Speaking of sticking a needle on the boy, I remember having a brief Meredith Grey feeling as I filled the syringe with general anesthetic. I remember lifting it to eye level to make sure there were no bubbles. For some reason, there was something so TV-ish with that practice.

Before injecting, I had to take two fingers to press the base of the ‘surgical area’ to look for the right spot to administer the numbing fluid. Once injected, massaging the base was important to make sure the drug goes where it should go. One minute and a generous wiping of povidone iodine later, the initial cut can be made.

“Aim well,” I remember thinking to myself. “Keep your hands steady.”

And I did. I aimed well. I kept my hands steady–steady enough for at least seven patients.

It took about two cuts on the average. Once I’ve made the cuts and cleaned up the blood, I’d tell Doc so he could check my work and stitch up the boy.

I remember asking if I could do the sutures, too.

“Maybe after a year in medical school,” Doc answered in Tagalog with a smile.

The author conducting pre-consult interviews with the locals (Photo by Sweeney del Pilar)
The author conducting pre-consult interviews with the locals (Photo by Sweeney del Pilar)

 

My Reluctance

As I’m writing this, I realized my reluctance to equate the liberation of a boy’s body part from surrounding foreskin to manhood.

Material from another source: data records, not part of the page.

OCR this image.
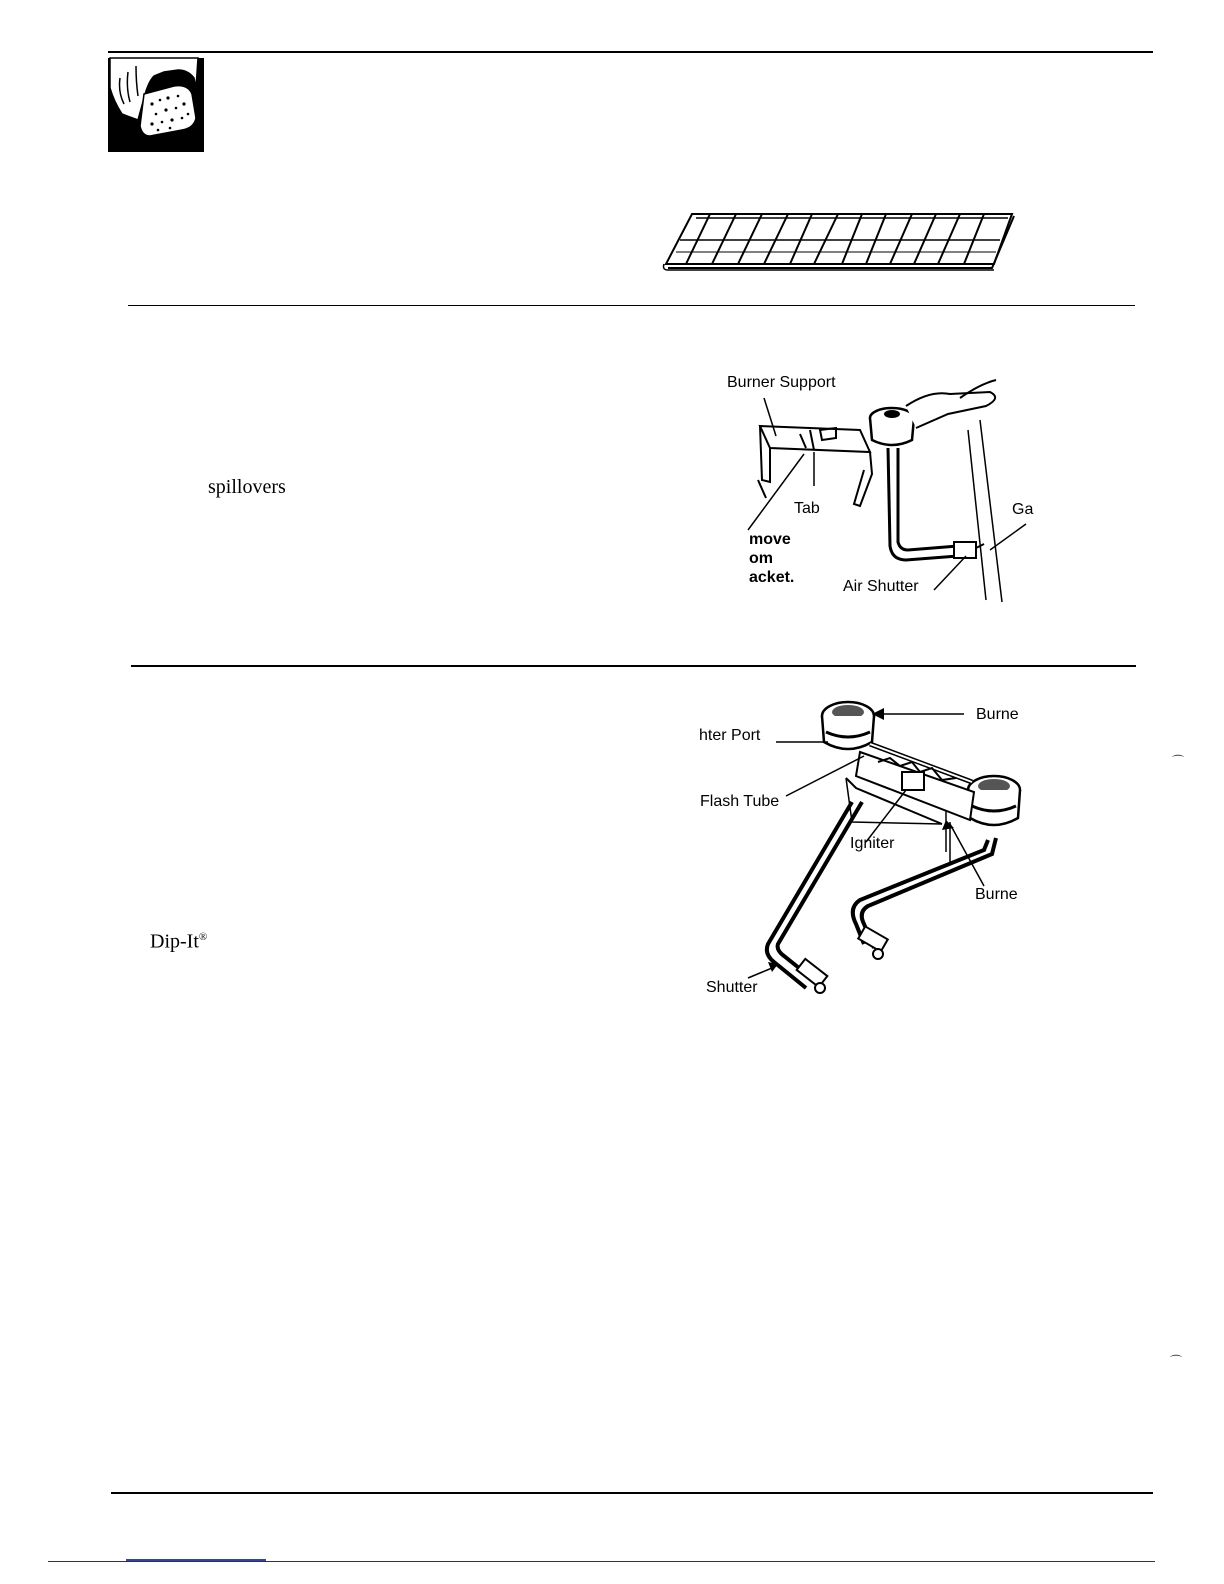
spillovers
Burner Support
Tab	Ga
move
om
acket.
Air Shutter
Burne
hter Port
Flash Tube
Igniter
Burne
Shutter
Dip-It®
⌒
⌒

While society may think and impose on pre-adolescent (and might I say extremely impressionable) boys that getting circumcised means turning into a man, I kept on using quotation marks and disclaimers like “sort of” and “so-called.”

I just couldn’t bring myself to agree on some people’s belief that being a man means having no foreskin. On a personal note, I think people don’t even consider neither the biblical history nor the medical importance (or lack of it) of the procedure, especially pinoys. Since I was in elementary, I got the impression that if a boy is ‘supot’ (uncircumcised), then he is less of a man than the others.

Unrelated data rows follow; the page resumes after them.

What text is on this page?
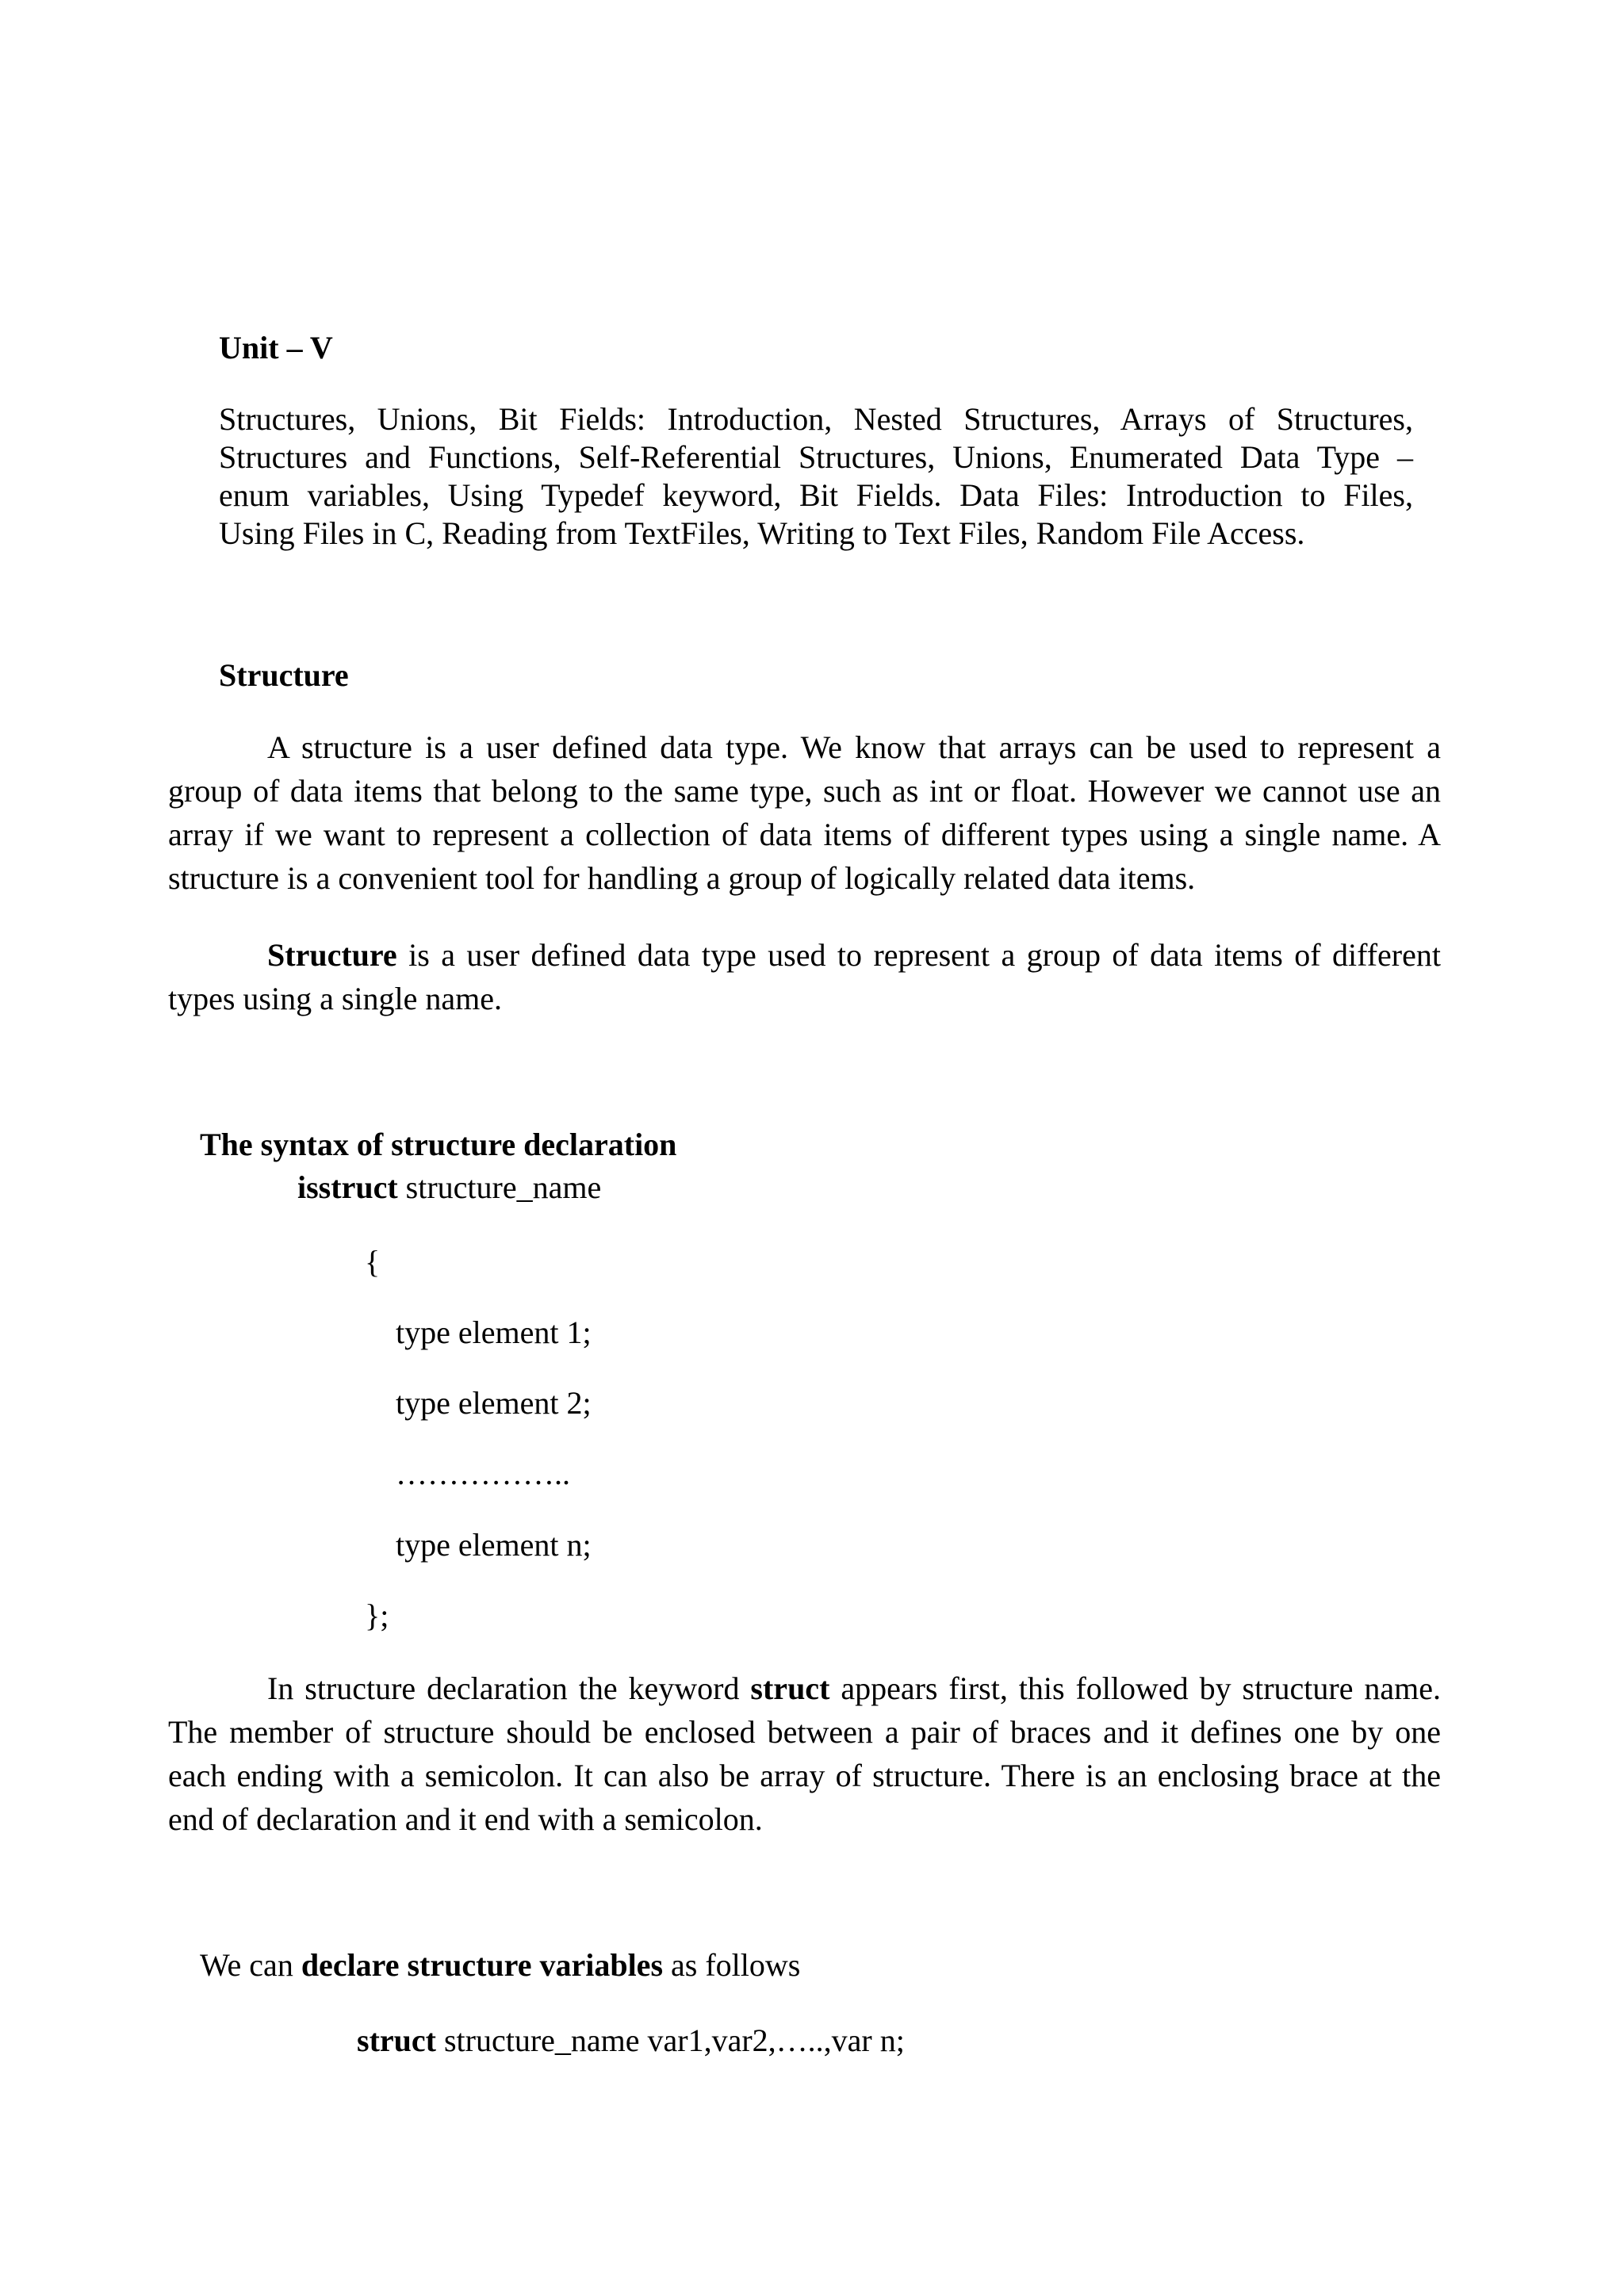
Unit – V
Structures, Unions, Bit Fields: Introduction, Nested Structures, Arrays of Structures,
Structures and Functions, Self-Referential Structures, Unions, Enumerated Data Type –
enum variables, Using Typedef keyword, Bit Fields. Data Files: Introduction to Files,
Using Files in C, Reading from TextFiles, Writing to Text Files, Random File Access.
Structure
A structure is a user defined data type. We know that arrays can be used to represent a
group of data items that belong to the same type, such as int or float. However we cannot use an
array if we want to represent a collection of data items of different types using a single name. A
structure is a convenient tool for handling a group of logically related data items.
Structure is a user defined data type used to represent a group of data items of different
types using a single name.
The syntax of structure declaration
isstruct structure_name
{
type element 1;
type element 2;
……………..
type element n;
};
In structure declaration the keyword struct appears first, this followed by structure name.
The member of structure should be enclosed between a pair of braces and it defines one by one
each ending with a semicolon. It can also be array of structure. There is an enclosing brace at the
end of declaration and it end with a semicolon.
We can declare structure variables as follows
struct structure_name var1,var2,…..,var n;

This is the kind of thinking we are leading today’s children and our future children to believe.

I’m sure many people share my reluctance to equate manhood with a man’s body part. A man’s essence is more than what’s dangling between his legs, in the same way that a woman is more than her charm or wits or her ‘lady parts.’

In my own point of view, a man knows how to protect himself and the ones he care about. A man knows how to take responsibility and action. A man knows when to step back and when to step in. A man doesn’t seek to understand the nuances of his partner–be it a woman or another man–but he seeks to love his partner no matter what. A man doesn’t flee from a problem, he faces it with a solution (or at least with courage).

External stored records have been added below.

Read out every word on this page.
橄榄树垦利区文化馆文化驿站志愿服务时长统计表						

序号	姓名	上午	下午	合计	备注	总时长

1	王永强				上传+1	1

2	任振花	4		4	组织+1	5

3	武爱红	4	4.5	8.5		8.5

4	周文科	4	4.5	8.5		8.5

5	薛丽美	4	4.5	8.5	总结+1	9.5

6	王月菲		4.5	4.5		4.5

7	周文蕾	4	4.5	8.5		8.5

A man knows when he made a mistake and he is man enough to own up to it, make up for it, and do better next time.

These things don’t just apply to men, I tell myself. A man is all that and many other things I might never know because, well, I’m not a man.

So, yeah. While those patients may have walked into our make-shift clinic as pre-adolescent boys five years ago, I certainly hope they’re walking as men now.